Because if you're looking to license a title and say it's been on Netflix for the past five years, that's going to be different than something where maybe you could be the first AVOD or first SVOD to bring that title to market or it's not available anywhere else. And you could sort of be the one holds that title.

As a journalist, it's interesting trying to cover a business like Reelgood, because, number one, you have a lot of granular information that would be useful to have. But also, I think readers have this idea that since the streaming business inherently is built on data, the streamers have so much useful data on people.  But as you know, there is just an amazing amount of garbage data out there.

Whether it's determining who's seen an ad or where it's running or why people are watching, you are one of the few places that I've talked to where I feel like. okay this is the useful data that's really helpful. And it's, as you said, a one-stop shop. And the industry needs more concrete data. A lot of times it feels as if streamers are making content decisions based on vibes. Along the lines of "This feels like it would be a good FAST channel for us to watch or add, but we can't quite articulate the reason why."

David Sanderson: I'm always happy to talk to people that sort of understand this. Because it's funny sometimes you talk to someone that's maybe new in their career in the space or they're a new entrant as a company into the space. And they make the same mistake I did. They're thinking "Oh, this has got to be simple."

And then you get your hands on the data and you see that you can have two different streaming services with the same title. Not only do they have their own unique ID for it, but you would think the runtime would be the same. It's not.

The release year, plus or minus a few years, the cast about 60% the same. It's shocking how just disparate and sort of messy and disconnected the data is. 

You're able to do a lot right now with the metadata. Your customers are able to do a lot with the metadata. Is there something that in the back of your mind, you're thinking, "You know, five years from now, it would be nice to be able to do this."

David Sanderson: I mean, global expansion has been a big thing for us over the past year. And we're continuing to roll that out.

That came up with one of our big customers. They wanted to go into India. And if you think the data is messy and disparate in the US, once you go and start to look across the world. India, huge market, huge amount of data, but not not organized and kind of disparate to find.

We were curious to see if our ML model could handle India. Luckily, it did with flying colors. And that unlocked for us where we realized "Oh, OK, it can sort of make light work of one of the most complicated markets."

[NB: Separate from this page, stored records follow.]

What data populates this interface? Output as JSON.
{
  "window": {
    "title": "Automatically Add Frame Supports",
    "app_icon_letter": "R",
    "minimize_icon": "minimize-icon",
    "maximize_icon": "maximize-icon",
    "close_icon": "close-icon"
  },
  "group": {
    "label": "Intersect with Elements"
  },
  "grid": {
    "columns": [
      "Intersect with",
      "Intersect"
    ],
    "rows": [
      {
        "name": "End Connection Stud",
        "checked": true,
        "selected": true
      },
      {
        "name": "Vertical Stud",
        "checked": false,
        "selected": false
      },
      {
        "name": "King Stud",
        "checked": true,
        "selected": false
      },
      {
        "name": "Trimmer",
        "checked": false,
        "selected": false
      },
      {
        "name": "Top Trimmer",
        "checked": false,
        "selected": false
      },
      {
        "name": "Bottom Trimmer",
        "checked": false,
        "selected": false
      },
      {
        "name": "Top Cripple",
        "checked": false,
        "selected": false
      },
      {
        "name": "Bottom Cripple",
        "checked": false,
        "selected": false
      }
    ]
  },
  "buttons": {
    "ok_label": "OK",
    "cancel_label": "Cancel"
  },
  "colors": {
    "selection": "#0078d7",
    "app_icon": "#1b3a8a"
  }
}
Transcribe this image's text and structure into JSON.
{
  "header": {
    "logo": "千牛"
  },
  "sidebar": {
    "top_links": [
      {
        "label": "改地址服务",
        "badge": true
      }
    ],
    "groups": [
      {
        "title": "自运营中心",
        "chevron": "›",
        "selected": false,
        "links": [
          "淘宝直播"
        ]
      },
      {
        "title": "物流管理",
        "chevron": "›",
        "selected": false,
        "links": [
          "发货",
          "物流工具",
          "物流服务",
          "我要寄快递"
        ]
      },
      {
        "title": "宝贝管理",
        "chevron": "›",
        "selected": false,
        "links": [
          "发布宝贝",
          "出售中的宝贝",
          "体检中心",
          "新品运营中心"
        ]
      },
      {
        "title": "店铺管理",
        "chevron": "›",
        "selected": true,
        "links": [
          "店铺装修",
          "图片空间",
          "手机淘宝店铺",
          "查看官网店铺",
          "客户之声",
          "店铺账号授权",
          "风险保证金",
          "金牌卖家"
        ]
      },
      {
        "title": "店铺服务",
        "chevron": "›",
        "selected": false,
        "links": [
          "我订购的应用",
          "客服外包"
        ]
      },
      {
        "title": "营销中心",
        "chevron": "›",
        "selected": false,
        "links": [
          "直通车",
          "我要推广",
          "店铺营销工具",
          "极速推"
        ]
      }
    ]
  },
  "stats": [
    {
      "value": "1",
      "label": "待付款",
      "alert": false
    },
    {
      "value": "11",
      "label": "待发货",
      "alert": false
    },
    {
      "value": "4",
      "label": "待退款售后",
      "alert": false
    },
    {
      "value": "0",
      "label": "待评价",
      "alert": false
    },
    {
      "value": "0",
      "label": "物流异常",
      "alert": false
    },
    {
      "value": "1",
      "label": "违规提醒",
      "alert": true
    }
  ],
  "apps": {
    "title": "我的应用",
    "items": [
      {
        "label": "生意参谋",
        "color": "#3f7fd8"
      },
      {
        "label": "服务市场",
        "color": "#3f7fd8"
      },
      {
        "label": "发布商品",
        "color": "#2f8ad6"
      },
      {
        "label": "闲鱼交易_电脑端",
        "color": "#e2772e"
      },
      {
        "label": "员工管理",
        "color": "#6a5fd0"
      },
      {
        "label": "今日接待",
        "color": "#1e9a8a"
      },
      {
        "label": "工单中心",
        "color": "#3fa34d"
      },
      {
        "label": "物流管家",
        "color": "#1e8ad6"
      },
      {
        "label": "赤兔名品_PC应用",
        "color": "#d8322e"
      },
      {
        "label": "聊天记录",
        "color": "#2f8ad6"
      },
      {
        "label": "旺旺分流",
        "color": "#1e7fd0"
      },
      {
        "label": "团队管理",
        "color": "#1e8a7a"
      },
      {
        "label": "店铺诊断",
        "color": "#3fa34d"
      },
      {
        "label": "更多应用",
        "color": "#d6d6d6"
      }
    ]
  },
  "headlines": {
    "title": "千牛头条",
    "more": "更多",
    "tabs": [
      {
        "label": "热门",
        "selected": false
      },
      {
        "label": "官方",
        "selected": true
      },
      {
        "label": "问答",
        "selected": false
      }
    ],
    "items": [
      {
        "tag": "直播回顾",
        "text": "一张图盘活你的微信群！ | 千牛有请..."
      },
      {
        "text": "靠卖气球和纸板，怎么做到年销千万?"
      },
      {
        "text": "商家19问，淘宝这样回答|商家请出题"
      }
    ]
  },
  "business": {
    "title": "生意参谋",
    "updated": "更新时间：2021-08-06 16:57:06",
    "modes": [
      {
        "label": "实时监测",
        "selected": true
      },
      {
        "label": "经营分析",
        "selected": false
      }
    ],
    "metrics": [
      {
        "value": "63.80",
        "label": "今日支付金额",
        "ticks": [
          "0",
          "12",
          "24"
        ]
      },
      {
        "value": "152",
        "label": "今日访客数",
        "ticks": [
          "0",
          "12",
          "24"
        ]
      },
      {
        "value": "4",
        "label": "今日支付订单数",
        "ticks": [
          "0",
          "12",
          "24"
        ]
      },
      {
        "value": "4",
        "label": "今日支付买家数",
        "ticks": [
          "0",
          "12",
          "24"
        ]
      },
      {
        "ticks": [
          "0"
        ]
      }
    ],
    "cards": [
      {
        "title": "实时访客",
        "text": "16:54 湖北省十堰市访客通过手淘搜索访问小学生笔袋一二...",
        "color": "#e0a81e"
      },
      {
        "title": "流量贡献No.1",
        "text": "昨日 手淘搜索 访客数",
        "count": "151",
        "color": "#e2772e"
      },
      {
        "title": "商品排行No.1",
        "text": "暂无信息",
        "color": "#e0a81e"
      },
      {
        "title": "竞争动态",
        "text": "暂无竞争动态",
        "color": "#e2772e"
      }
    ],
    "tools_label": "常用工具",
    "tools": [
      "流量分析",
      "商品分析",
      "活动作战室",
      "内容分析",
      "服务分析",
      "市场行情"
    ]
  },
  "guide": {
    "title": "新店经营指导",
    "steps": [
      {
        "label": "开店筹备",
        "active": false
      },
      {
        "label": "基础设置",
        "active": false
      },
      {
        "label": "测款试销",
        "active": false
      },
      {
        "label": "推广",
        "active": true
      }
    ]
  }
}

We've been then running through a lot of other countries and expanding. So I'd say just an overall global expansion for our offering. And then the other thing that we're looking at is, you know, a lot of our customers, once they use our data, they we are everything in the on-demand umbrella.

AVOD, SVOD, DVOD, anything on demand we have and seem to be fully global for that. But as you mentioned, things like FAST and sports and other things, we're getting a lot of requests from our customers looking for us also put FAST and sports into a neat little package for them.

So that's another thing we're just kind of eyeballing right now and scoping out how could we serve our customers so that truly, no matter what type of content it is, they have like a one-stop shop solution.